Engineered and produced by Alan Davey and Nigel Potter. Mixed by Alan Davey. Mastered by Paul Cobbold. Recorded at Boot Hill Studios.
- Alan Davey—Bass, vocals and synths and keyboards
- Nigel Potter—Rhythm and lead guitars, vocals and keyboards
- George Agent the 2nd—Drums and percussion
- Night song
- If the bombs don’t get ya the bullets will
- Shell shocked
- Savage love
- Blitzkrieg baby
- Going in for the kill
- Hymn to the wild
- Don’t need you
Bands that sound like other bands: AC/DC has Airbourne, Led Zeppelin has Kingdom Come (who were nicknamed ‘Kingdom Clone’; Gary Moore sang about them, with Ozzy, on his After the War (1989) track “Led Clones”)… it would appear that Motörhead has Gunslinger.
Everything about the band screams Motörhead: the Lemmy-like vocals, the dominant overdriven Rickenbacker bass sound, the song structures, even the inlay sleeve shows the band dressed in black, wearing cowboy hats–reminiscent of the Motörhead—Ace of Spades (1980) cover… though nowhere near as cool. (Sorry guys!)

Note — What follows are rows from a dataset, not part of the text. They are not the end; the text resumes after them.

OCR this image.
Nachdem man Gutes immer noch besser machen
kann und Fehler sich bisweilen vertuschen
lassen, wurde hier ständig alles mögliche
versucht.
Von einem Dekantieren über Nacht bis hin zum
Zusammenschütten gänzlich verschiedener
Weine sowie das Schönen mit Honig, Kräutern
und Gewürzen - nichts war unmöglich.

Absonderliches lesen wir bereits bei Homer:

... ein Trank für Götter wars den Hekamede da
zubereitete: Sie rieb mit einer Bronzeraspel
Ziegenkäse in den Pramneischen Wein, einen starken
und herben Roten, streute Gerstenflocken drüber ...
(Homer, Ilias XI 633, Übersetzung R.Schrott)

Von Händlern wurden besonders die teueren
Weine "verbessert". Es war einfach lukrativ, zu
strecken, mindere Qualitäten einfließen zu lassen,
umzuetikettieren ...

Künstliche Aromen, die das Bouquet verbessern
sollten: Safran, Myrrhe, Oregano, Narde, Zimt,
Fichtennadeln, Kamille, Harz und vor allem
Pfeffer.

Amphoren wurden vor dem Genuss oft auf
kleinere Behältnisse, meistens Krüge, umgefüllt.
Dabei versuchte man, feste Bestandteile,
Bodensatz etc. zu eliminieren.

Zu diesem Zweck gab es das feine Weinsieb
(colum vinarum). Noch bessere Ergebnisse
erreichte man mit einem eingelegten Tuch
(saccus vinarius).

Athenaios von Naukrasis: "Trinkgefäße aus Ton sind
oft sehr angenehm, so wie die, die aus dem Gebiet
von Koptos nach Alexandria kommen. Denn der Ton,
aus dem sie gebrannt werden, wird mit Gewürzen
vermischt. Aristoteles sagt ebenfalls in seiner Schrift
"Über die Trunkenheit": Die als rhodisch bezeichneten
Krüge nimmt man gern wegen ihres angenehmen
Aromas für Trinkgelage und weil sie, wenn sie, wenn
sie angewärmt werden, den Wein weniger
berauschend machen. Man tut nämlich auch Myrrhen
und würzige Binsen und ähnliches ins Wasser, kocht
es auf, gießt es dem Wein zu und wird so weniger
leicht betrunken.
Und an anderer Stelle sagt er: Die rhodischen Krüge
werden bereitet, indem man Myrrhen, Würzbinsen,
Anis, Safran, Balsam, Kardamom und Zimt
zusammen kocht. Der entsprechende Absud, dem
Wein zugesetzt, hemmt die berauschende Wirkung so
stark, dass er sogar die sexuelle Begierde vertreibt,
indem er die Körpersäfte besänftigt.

What I found most fascinating, though, is that bassist/vocalist Alan Davey appears to be the antithesis of Motörhead. Whereas Lemmy left (…was fired from) Hawkwind to form Motörhead, Davey left a Motörhead-sounding band to join Hawkwind. He was with them from 1984–1996, and then again from 2001–2007 before reforming Gunslinger.
So… what’s the album like?
Well, first up: the artwork is really terrible. It’s like a someone has just discovered how to layer stock images in Photoshop. Take the surface of Mars, the sky, some lightning, a few explosions, a black circle, a skull with red eyes, a crudely hand-drawn band name, and a photo of three blokes… paste, new layer, paste, new layer, repeat… ta da!
But let’s not judge an album by its cover. Thankfully the music is better. Much better.
Sure it sounds like Motörhead (have I mentioned that already?), but it’s classic-era Motörhead that it sounds like. It sounds like the early albums, when Motörhead were fresh and young. But it (inevitably) has elements of Hawkwind in there too (they use synths and keyboards), as well as a kind of wild west feel that immediately put me in mind of Adam and the Ants.
My favourite tracks by far on the album are the excellent “Cyanide” and the blow-away “Warhorse” which features some fabulous solos, both on guitar and bass.
Motörhead-clone they may be, but this is straight-up, top notch British rock and roll. According to the Metal Archives, “Lemmy Kilmister has dubbed [Alan Davey] the second ‘bass assassin’. Good skills!